A student asks a few non-critical questions. But, in the interest of keeping everyone happy, I am responding. If you are swamped, feel free to delete and move on.

     Hello Professor,

Hello, Student.

     I was just curious about the output on the fourth programming assigment.
     When it says a player wins, how many lines are to be skipped before the
     halt message is displayed? I cannot tell if it is 2 or 3 lines.

Actually, we don't care. One line is sufficient. In fact, I would not be surprised if some hotshot decides to embellish his program by adding (after "Player x wins" the line "Would you like to play again? (Type Y or N):" and THEN either executes the halt or initates a new game. That way, he can take it home for Thanksgiving and keep his younger brother and sister amused all weekend so they leave him alone so he can study 306 after dinner on Thursday, and watch the A&M game on Friday.

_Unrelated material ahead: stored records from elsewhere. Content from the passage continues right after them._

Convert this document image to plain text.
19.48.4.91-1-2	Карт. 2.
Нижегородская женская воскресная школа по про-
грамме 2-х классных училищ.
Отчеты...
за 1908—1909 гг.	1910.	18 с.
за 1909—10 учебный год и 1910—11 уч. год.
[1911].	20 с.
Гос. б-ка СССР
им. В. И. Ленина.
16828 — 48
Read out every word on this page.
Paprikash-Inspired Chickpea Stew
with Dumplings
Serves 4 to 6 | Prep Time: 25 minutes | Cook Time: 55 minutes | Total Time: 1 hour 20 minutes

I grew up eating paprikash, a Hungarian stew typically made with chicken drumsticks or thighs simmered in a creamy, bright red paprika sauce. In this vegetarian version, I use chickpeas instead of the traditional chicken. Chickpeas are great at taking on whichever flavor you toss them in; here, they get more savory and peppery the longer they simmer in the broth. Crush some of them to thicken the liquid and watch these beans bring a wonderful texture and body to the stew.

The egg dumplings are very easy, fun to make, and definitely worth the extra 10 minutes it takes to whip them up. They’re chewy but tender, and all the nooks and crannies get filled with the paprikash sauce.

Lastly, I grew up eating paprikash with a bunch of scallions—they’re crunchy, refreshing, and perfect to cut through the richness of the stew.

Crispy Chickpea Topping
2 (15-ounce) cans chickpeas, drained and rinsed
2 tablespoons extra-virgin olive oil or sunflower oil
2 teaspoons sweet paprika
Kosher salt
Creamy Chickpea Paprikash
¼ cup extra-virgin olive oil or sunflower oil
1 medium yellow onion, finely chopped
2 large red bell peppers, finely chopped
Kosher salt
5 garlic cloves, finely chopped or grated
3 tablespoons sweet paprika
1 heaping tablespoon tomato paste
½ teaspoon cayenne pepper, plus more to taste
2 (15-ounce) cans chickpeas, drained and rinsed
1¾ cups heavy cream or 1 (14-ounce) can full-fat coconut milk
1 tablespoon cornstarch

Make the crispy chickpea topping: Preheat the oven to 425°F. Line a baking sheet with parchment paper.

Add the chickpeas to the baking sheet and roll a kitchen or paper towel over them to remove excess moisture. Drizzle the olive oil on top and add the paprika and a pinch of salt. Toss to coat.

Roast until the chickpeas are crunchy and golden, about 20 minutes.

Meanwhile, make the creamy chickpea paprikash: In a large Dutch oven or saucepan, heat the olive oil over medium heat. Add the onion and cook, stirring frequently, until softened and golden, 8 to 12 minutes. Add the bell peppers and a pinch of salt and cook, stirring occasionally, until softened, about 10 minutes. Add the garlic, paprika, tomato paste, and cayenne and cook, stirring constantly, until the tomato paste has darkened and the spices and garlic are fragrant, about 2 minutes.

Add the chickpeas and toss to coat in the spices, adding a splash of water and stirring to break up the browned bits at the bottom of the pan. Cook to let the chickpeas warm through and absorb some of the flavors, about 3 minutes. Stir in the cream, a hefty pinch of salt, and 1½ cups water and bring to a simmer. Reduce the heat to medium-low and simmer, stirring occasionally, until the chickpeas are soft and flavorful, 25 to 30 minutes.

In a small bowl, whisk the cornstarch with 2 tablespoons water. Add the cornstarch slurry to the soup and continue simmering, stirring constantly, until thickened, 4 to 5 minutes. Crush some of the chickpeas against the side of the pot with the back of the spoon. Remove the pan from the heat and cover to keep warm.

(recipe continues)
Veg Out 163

     Also, I don't think I fully understand the point of the JSRR
     instruction. Is this not the same as a jump instruction? If so,
     couldn't we combine JSR/JMP into the same, with the following format.
     [15:12] for = the opcode, [11] to specify JSR/JMP, then the rest the
     same as it is now.

Indeed we could. In fact, we did exactly that with the LC-2. But that used different opcodes for different addressing modes -- one opcode for JSR and another opcode for JSRR. I decided it was better to to use one opcode for JSR/JSRR and a different opcode for JMP, since JSR/JSRR does something different (i.e., saves the return linkage in R7) from what JMP does. AND, use bit[11] to specify the addressing mode used by JSR/JSRR. This is more in keeping with how ISAs that you will use after you graduate specify their instructions.


     Thanks in advance,
     << name withheld to protect the new ISA designer >>

     P.S. why is BRZN not acceptable, when BRNZ is? BRZN causes compile 
     errors. Thanks again!

Ooops! I almost missed this one. A third question!

Answer: Because it isn't. Seriously, it could have been. The former student of mine (now a senior developer at Microsoft) who wrote the Simulator for the LC-2 and LC-3 decided (I guess) that he did not want to bother checking all variations of n, z, and p, and decided it was easy enough for a programmer to write them in one standard order.

Actually, I did not realize he allowed BRNZ to be recognized. I guess now that he is a senior developer, he does not listen to me anymore. I wanted the assembly language opcode to be BRnz, and to have the Assembler reject BRNZ. My reason is strictly pedagogical. I wanted to be sure every student understood the difference between z (for example), which is the bit in the branch instruction telling the computer which condition code to check and Z which is the actual condition code that the computer checks.

Good luck with the rest of the course.